Build the Juniper VMX image (only if you plan to test Juniper)

  1. Clone the hellt/vrnetlab repository, you can clone it inside the root directory of ROSE-T:
git clone https://github.com/hellt/vrnetlab
  1. Apply the patch located in the vrnet_patches folder. If you cloned vrnetlab in the root folder of ROSE-T:
cd vrnetlab
git apply ../vrnet_patches/vmx.patch
  1. Now, to build the VMX image, copy the VM .tar.gz provided by Juniper inside the vmx folder and run make. The process will take few minutes.

NOTE: For now, the container name is hardcoded into ROSE-T here. We plan to add a configuration parameter to specify the image name. If your image name differs, you have to manually change it.

Run a Test

Action 1 and 2 verification

To run the verification of Action 1 and 2, the simplest command is:

cd src
python3 test.py --config_path <CONFIGURATION_PATH>

The supported parameters are:

  • --batfish_url: The URL for the Batfish API endpoint. If you run the Docker container, the default value is localhost.
  • --config_path: Path to the configuration to test.
  • --rib_dump: Path pointing to the .db SQLite3 database containing the parsed MRT RIB dump. By default, the value is resources/rib_latest.db.
  • --exclude_checks: A comma separated string to exclude some MANRS checks. Supported values are spoofing and leak.
  • --result-level: The output of the validation will report both successful checks, warnings and errors.
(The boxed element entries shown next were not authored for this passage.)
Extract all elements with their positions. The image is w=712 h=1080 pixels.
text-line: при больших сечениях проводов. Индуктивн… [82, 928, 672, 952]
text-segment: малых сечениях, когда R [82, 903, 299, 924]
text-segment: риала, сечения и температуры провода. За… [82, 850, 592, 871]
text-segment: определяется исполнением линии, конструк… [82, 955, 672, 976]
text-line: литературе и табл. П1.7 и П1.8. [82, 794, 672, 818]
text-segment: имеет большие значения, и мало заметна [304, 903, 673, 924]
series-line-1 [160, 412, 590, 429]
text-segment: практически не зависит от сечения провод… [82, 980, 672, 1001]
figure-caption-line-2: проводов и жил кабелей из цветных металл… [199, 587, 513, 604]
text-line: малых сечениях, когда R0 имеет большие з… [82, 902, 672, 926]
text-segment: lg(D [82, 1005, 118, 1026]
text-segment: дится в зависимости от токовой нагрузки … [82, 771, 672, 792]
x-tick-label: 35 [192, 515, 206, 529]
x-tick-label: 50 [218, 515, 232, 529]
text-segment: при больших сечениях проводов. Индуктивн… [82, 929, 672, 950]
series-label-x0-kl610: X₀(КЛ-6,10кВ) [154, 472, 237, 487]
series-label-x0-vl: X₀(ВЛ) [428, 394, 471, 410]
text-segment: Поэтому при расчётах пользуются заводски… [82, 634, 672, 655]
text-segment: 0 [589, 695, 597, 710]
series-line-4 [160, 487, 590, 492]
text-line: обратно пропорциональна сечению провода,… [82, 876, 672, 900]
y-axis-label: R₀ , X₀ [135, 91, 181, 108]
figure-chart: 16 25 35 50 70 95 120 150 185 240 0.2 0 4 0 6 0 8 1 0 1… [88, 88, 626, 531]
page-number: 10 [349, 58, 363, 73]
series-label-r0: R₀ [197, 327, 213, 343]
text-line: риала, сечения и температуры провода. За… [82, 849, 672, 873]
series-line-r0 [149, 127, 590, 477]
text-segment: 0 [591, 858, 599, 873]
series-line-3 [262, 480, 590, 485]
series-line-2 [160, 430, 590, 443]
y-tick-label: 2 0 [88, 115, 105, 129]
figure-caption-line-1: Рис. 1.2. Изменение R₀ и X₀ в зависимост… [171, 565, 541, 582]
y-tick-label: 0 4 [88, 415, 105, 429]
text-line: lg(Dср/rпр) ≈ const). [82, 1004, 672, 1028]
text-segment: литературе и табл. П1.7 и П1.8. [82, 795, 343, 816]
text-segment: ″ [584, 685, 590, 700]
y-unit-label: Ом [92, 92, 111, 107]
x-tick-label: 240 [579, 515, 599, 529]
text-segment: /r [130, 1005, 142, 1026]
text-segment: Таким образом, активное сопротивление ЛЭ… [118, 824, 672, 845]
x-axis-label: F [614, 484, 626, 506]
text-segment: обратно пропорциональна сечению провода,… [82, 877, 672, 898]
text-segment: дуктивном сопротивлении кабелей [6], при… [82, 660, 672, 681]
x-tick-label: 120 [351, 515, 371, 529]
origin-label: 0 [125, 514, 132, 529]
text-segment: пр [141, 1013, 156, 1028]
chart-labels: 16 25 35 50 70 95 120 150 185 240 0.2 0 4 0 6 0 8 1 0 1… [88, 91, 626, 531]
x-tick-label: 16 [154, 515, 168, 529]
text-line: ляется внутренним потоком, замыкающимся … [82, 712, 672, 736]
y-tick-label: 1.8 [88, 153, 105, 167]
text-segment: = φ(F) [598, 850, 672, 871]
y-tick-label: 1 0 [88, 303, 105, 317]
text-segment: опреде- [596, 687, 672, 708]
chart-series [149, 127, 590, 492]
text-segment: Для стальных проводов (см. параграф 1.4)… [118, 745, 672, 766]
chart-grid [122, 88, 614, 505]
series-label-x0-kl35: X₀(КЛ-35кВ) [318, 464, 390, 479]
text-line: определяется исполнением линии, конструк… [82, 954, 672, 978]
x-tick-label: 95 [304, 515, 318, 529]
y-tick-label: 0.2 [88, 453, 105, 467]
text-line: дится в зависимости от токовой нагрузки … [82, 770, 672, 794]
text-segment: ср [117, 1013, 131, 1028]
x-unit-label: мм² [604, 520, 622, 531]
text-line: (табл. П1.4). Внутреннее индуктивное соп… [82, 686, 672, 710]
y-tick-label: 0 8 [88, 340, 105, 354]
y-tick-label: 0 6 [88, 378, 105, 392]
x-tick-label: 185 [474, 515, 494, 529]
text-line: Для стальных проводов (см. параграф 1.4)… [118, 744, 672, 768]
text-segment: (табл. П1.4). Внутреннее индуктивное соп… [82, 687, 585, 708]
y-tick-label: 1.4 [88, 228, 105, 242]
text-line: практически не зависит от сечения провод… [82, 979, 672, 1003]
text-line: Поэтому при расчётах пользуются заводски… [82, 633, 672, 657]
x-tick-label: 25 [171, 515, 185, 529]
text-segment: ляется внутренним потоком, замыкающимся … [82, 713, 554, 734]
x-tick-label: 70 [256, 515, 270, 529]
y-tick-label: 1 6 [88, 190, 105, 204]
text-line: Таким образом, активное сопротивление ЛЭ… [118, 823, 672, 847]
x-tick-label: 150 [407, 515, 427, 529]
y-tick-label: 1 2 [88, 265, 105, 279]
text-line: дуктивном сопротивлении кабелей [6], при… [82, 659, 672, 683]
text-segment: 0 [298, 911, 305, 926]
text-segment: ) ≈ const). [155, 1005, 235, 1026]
You can change the level of output with this parameters. Supported values are WARNING, SUCCESS, and ERROR.

The test can take up to few minutes, depending on your hardware. Ensure that you have a good amount of RAM and nested virtualization enabled.

NOTE: ROSE-T works only on Docker on Linux or WSL2, and it is compatible only with the amd64 architecture (Apple Silicon is not supported).

Action 4 verification

Currently, the Action 4 verification is a standalone Prolog program. We plan to merge the two tools in the near future.

To verify Action 4, enter the src_prolog directory and follow the related README file.